MEMRI can be used for longitudinal imaging studies. Averaged sagittal (a) and coronal (b) images of the IC after injection of MnCl₂ and 24 h of exposure to 20–50 kHz noise (left), after a subsequent 24 h with no defined stimulation (center), and after an additional injection of a half-dose of MnCl₂ and exposure to the 40 kHz pure tone for 24 h (right). (c) Coronal maps encoded in color to make the enhancement patterns easier to see (color scale shown below).

Figure 6

MEMRI demonstrates differences in sound-evoked activity in mice experiencing CHL at distinct developmental stages. (a–d) Mice with unilateral CHL at P21 (a,b) and P10 (c,d) and imaged at P21 (a,c) and P6w (b,d). (e,f) Comparisons to normal (control) mice, imaged at P21 (e) or P6w (f).
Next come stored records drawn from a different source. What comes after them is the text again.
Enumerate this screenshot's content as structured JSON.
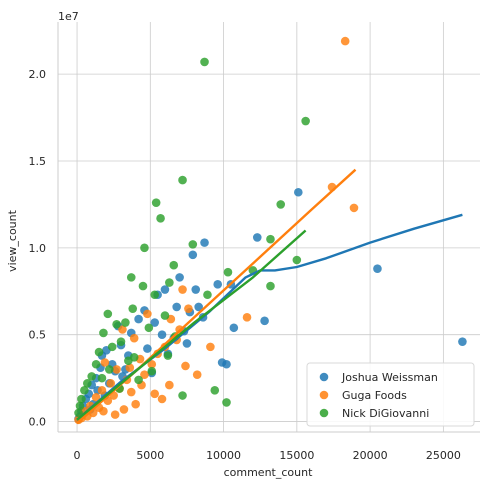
{
  "chart_data": {
    "type": "scatter",
    "title": "",
    "xlabel": "comment_count",
    "ylabel": "view_count",
    "y_offset_text": "1e7",
    "xlim": [
      -1300,
      27500
    ],
    "ylim": [
      -600000,
      23000000
    ],
    "x_ticks": [
      0,
      5000,
      10000,
      15000,
      20000,
      25000
    ],
    "x_tick_labels": [
      "0",
      "5000",
      "10000",
      "15000",
      "20000",
      "25000"
    ],
    "y_ticks": [
      0,
      5000000,
      10000000,
      15000000,
      20000000
    ],
    "y_tick_labels": [
      "0.0",
      "0.5",
      "1.0",
      "1.5",
      "2.0"
    ],
    "grid": true,
    "legend_position": "bottom-right",
    "series": [
      {
        "name": "Joshua Weissman",
        "color": "#1f77b4",
        "points": [
          [
            26300,
            4600000
          ],
          [
            20500,
            8800000
          ],
          [
            15100,
            13200000
          ],
          [
            12300,
            10600000
          ],
          [
            12800,
            5800000
          ],
          [
            10500,
            7900000
          ],
          [
            10700,
            5400000
          ],
          [
            9600,
            7900000
          ],
          [
            9900,
            3400000
          ],
          [
            10200,
            3300000
          ],
          [
            8700,
            10300000
          ],
          [
            8600,
            6000000
          ],
          [
            7900,
            9600000
          ],
          [
            8100,
            7600000
          ],
          [
            7700,
            6300000
          ],
          [
            7500,
            4500000
          ],
          [
            7000,
            8300000
          ],
          [
            6800,
            6600000
          ],
          [
            6000,
            7600000
          ],
          [
            5500,
            7300000
          ],
          [
            5800,
            5000000
          ],
          [
            4200,
            5900000
          ],
          [
            3700,
            5100000
          ],
          [
            3000,
            4400000
          ],
          [
            2800,
            5500000
          ],
          [
            2000,
            4100000
          ],
          [
            1700,
            3800000
          ],
          [
            1600,
            3100000
          ],
          [
            1300,
            2500000
          ],
          [
            1000,
            2100000
          ],
          [
            800,
            1600000
          ],
          [
            600,
            1300000
          ],
          [
            400,
            900000
          ],
          [
            300,
            600000
          ],
          [
            200,
            300000
          ],
          [
            100,
            150000
          ],
          [
            3500,
            3800000
          ],
          [
            2400,
            3300000
          ],
          [
            4800,
            4200000
          ],
          [
            6200,
            3900000
          ],
          [
            5100,
            2800000
          ],
          [
            7300,
            5200000
          ],
          [
            2200,
            2200000
          ],
          [
            1900,
            1500000
          ],
          [
            3100,
            2600000
          ],
          [
            900,
            700000
          ],
          [
            1400,
            1800000
          ],
          [
            4600,
            6400000
          ],
          [
            5300,
            5700000
          ],
          [
            6600,
            4800000
          ],
          [
            8300,
            6600000
          ],
          [
            3300,
            3000000
          ],
          [
            2600,
            2900000
          ],
          [
            1100,
            1000000
          ]
        ],
        "fit_line": [
          [
            0,
            100000
          ],
          [
            3000,
            2300000
          ],
          [
            6000,
            4200000
          ],
          [
            9000,
            6300000
          ],
          [
            11500,
            8300000
          ],
          [
            12500,
            8700000
          ],
          [
            13500,
            8700000
          ],
          [
            15000,
            8900000
          ],
          [
            17000,
            9400000
          ],
          [
            20000,
            10300000
          ],
          [
            23000,
            11100000
          ],
          [
            26300,
            11900000
          ]
        ]
      },
      {
        "name": "Guga Foods",
        "color": "#ff7f0e",
        "points": [
          [
            18300,
            21900000
          ],
          [
            17400,
            13500000
          ],
          [
            18900,
            12300000
          ],
          [
            11600,
            6000000
          ],
          [
            7200,
            7600000
          ],
          [
            7600,
            6500000
          ],
          [
            7000,
            5300000
          ],
          [
            6800,
            4700000
          ],
          [
            6400,
            5900000
          ],
          [
            6000,
            4300000
          ],
          [
            5500,
            3900000
          ],
          [
            5100,
            3300000
          ],
          [
            4800,
            6200000
          ],
          [
            4600,
            2700000
          ],
          [
            4300,
            3600000
          ],
          [
            3900,
            4800000
          ],
          [
            3600,
            3100000
          ],
          [
            3400,
            2400000
          ],
          [
            3100,
            5300000
          ],
          [
            2900,
            1900000
          ],
          [
            2700,
            3000000
          ],
          [
            2500,
            1500000
          ],
          [
            2300,
            2200000
          ],
          [
            2100,
            1200000
          ],
          [
            1900,
            3400000
          ],
          [
            1700,
            1800000
          ],
          [
            1500,
            800000
          ],
          [
            1300,
            1400000
          ],
          [
            1100,
            500000
          ],
          [
            900,
            900000
          ],
          [
            700,
            300000
          ],
          [
            500,
            600000
          ],
          [
            300,
            200000
          ],
          [
            100,
            100000
          ],
          [
            5300,
            1600000
          ],
          [
            4000,
            1000000
          ],
          [
            3200,
            700000
          ],
          [
            2600,
            400000
          ],
          [
            6300,
            2100000
          ],
          [
            8200,
            2700000
          ],
          [
            7400,
            3200000
          ],
          [
            9100,
            4300000
          ],
          [
            5800,
            1300000
          ],
          [
            4400,
            2100000
          ],
          [
            3700,
            1700000
          ],
          [
            1800,
            600000
          ]
        ],
        "fit_line": [
          [
            0,
            -100000
          ],
          [
            4000,
            2900000
          ],
          [
            8000,
            6000000
          ],
          [
            12000,
            9100000
          ],
          [
            16000,
            12200000
          ],
          [
            19000,
            14500000
          ]
        ]
      },
      {
        "name": "Nick DiGiovanni",
        "color": "#2ca02c",
        "points": [
          [
            8700,
            20700000
          ],
          [
            15600,
            17300000
          ],
          [
            7200,
            13900000
          ],
          [
            13900,
            12500000
          ],
          [
            5400,
            12600000
          ],
          [
            5700,
            11700000
          ],
          [
            13200,
            10500000
          ],
          [
            7900,
            10200000
          ],
          [
            4600,
            10000000
          ],
          [
            15000,
            9300000
          ],
          [
            6600,
            9000000
          ],
          [
            12000,
            8700000
          ],
          [
            10300,
            8600000
          ],
          [
            3700,
            8300000
          ],
          [
            6300,
            8000000
          ],
          [
            4500,
            7800000
          ],
          [
            13200,
            7800000
          ],
          [
            8900,
            7300000
          ],
          [
            5300,
            7300000
          ],
          [
            3800,
            6500000
          ],
          [
            2100,
            6200000
          ],
          [
            6000,
            6100000
          ],
          [
            3300,
            5700000
          ],
          [
            2700,
            5600000
          ],
          [
            4900,
            5400000
          ],
          [
            1800,
            5100000
          ],
          [
            6700,
            4900000
          ],
          [
            3000,
            4600000
          ],
          [
            2400,
            4300000
          ],
          [
            1500,
            4000000
          ],
          [
            3900,
            3700000
          ],
          [
            1300,
            3300000
          ],
          [
            2200,
            3000000
          ],
          [
            1000,
            2600000
          ],
          [
            700,
            2200000
          ],
          [
            500,
            1800000
          ],
          [
            300,
            1300000
          ],
          [
            200,
            900000
          ],
          [
            100,
            500000
          ],
          [
            9400,
            1800000
          ],
          [
            10200,
            1100000
          ],
          [
            7200,
            1500000
          ],
          [
            4200,
            2400000
          ],
          [
            5100,
            2900000
          ],
          [
            3500,
            3500000
          ],
          [
            1700,
            2500000
          ],
          [
            2900,
            1900000
          ],
          [
            6200,
            3800000
          ]
        ],
        "fit_line": [
          [
            0,
            100000
          ],
          [
            4000,
            2900000
          ],
          [
            8000,
            5700000
          ],
          [
            12000,
            8300000
          ],
          [
            15600,
            11000000
          ]
        ]
      }
    ]
  }
}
Enhancement in CN (arrowheads, lower panels) and IC (arrows, upper panels) is marked. (g–i) Quantitative analysis of the ipsilateral-contralateral signal differences for CN, IC and (control) CPu in mice experiencing unilateral CHL at P21 (n = 7; g), and P10 (n = 7; h), and in normal mice (n = 7; i). Statistically significant MEMRI enhancement is marked with an asterisk (*).